One of the best things about elementary school for me was the chance to order Scholastic books. I was always allowed to order a couple of titles each time that little flyer was sent home. My parents said, “We’ll support your good habits but not your bad ones,” and reading was thankfully considered one of my good habits. What you see here is my Scholastic copy of Old Yeller that I’ve owned for more than forty years.
My favorite part of the elementary school day was when our teacher read aloud to us. In early grades I remember Make Way for Ducklings and The 500 Hats of Bartholomew Cubbins. When we were a little older, we heard A Wrinkle in Time, Little House on the Prairie, and the book that became “my book,” Fred Gipson’s Old Yeller.
You might know that this is the story of a frontier boy and the trouble-making dog he grows to love. I read Old Yeller over and over and bragged to anyone who would listen that I’d gone through it more than twenty times. I read other dog books too: Jim Kjelgaards’s Big Red, Irish Red, and Outlaw Red; The Greyhound by Helen Griffiths; and Fred Gipson’s other books, Savage Sam and Hound Dog Man. But nothing got in my head the way Old Yeller did.
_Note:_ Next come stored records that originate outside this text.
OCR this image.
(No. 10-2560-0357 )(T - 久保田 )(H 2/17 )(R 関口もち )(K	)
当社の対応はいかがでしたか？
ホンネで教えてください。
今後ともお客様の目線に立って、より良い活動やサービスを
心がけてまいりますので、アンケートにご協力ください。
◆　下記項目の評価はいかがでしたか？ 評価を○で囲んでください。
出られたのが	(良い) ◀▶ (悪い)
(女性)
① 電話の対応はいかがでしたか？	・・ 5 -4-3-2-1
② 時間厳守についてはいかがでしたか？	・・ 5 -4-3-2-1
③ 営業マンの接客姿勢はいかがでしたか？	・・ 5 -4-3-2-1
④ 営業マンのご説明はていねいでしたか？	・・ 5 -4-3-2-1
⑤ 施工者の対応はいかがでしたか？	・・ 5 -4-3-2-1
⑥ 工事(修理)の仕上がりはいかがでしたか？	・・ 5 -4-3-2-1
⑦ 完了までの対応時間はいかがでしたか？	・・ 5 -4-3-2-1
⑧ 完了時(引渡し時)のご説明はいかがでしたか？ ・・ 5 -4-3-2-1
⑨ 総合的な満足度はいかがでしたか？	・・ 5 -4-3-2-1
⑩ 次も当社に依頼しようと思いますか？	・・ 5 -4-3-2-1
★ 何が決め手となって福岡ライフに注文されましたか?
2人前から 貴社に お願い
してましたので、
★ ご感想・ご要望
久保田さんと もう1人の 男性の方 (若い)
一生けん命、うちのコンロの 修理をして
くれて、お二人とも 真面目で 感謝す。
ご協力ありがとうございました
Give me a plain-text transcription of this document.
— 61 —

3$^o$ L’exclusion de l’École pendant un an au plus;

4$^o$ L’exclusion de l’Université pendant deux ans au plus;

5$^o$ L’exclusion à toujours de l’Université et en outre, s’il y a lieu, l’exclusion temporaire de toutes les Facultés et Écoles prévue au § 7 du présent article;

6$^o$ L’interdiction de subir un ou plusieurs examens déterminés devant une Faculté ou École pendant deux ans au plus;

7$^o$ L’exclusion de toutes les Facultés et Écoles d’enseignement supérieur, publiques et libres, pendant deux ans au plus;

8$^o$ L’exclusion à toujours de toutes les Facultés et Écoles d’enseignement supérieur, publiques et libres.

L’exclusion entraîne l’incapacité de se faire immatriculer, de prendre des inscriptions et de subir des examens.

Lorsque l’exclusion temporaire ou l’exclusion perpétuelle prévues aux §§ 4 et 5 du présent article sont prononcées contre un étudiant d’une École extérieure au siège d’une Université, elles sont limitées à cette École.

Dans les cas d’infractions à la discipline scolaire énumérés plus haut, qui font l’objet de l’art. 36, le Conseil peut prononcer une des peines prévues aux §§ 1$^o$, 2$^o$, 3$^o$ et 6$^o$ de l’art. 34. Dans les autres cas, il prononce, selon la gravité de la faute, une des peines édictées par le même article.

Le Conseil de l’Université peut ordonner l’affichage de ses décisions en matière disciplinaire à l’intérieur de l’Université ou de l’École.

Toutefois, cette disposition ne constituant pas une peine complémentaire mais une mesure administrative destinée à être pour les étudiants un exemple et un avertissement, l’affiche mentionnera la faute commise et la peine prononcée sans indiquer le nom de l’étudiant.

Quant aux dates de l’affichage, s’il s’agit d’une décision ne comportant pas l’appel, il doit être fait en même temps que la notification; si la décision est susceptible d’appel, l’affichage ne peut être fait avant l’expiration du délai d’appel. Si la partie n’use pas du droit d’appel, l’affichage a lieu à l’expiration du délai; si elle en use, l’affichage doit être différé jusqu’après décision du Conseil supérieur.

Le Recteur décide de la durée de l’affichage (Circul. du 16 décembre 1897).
The language captured me first, followed by the story. For the sheer joy of it, go ahead and read aloud this passage where our eponymous dog protagonist is first described: “He was a big, ugly, slick-haired yeller dog. One short ear had been chewed clear off and his tail had been bobbed so close to his rump that there was hardly stub enough left to wag. But the most noticeable thing to me about him was how thin and starved looking he was, all but for his belly. His belly was swelled up as tight and round as a pumpkin.” Any description including the words ugly, rump, stub, belly, and swelled is bound to catch a boy’s attention.
Also enthralling to me were the scenes of animal violence in Old Yeller. How could I resist a story that includes this warning about javelina hogs?: “Make a bad shot and wound one so that he went to squealing, and you had the whole bunch after you, ready to eat you alive.” I’m not even sure I’d know a javelina hog if I saw one, but I am sure I never want to mess with such a creature because of what I read back then in Old Yeller. Or how about the scene where the narrator Travis is trampled by two enraged bulls?: “I sure thought I was a goner. The roaring of the bulls was right in my ears. The hot, reeking scent of their blood was in my nose. The bone-crushing weight of their hoofs was stomping all around and over me, churning up such a fog of dust that I couldn’t see a thing.” Throughout Old Yeller we see all manner of animals, frequently in inter-species combat, or battling Travis or his brother Arliss, and Old Yeller usually inserts himself into the fray and saves the day one way or another.
The tension of these elemental frontier conflicts is periodically offset by Travis’s sense of humor. For example, he describes his brother Little Arliss as “a screamer by nature. He’d scream when he was happy and scream when he was mad and a lot of times he’d scream just to hear himself make noise.”
Old Yeller is, of course, most famous for its ending, but I believe that’s more due to the movie than the book. This over-wrought screen moment was even satirized on Friends when Phoebe is startled by seeing the movie’s denouement for the first time after being told as a child that it ended happily.
In the book, Old Yeller’s demise is handled quickly in one understated sentence: “I stuck the muzzle of the gun against his head and pulled the trigger.” Oh, come on. Is it really a spoiler when anyone who picks up a dog book should know that it will end badly for the dog? That’s part of the genre. Old Yeller’s ending is an iconic moment in animal stories and, I believe, a valuable and important example of what Kelly Gallagher calls “imaginative rehearsal.” The power of that moment helped prepare me and I’m sure countless others to make hard decisions at personal expense and for the greater good of a community.
Why did Fred Gipson’s Old Yeller speak to me? Maybe because young readers need to see some version of themselves in the books they read. Although I did not have a dog of my own, reading Old Yeller showed me an older brother working hard and taking on responsibility, learning to choose his battles, and a courageous dog companion who doesn’t let unfair odds get in the way of tackling opponents or problems. Those were good lessons that I probably could not have articulated in elementary school but that are clear to me now.
When a boy learns his lessons from a “big, ugly, slick-haired yeller dog,” they tend to stick with him. If you haven’t read Old Yeller, or if it’s been a while, give that dog a chance. He’ll grow on you.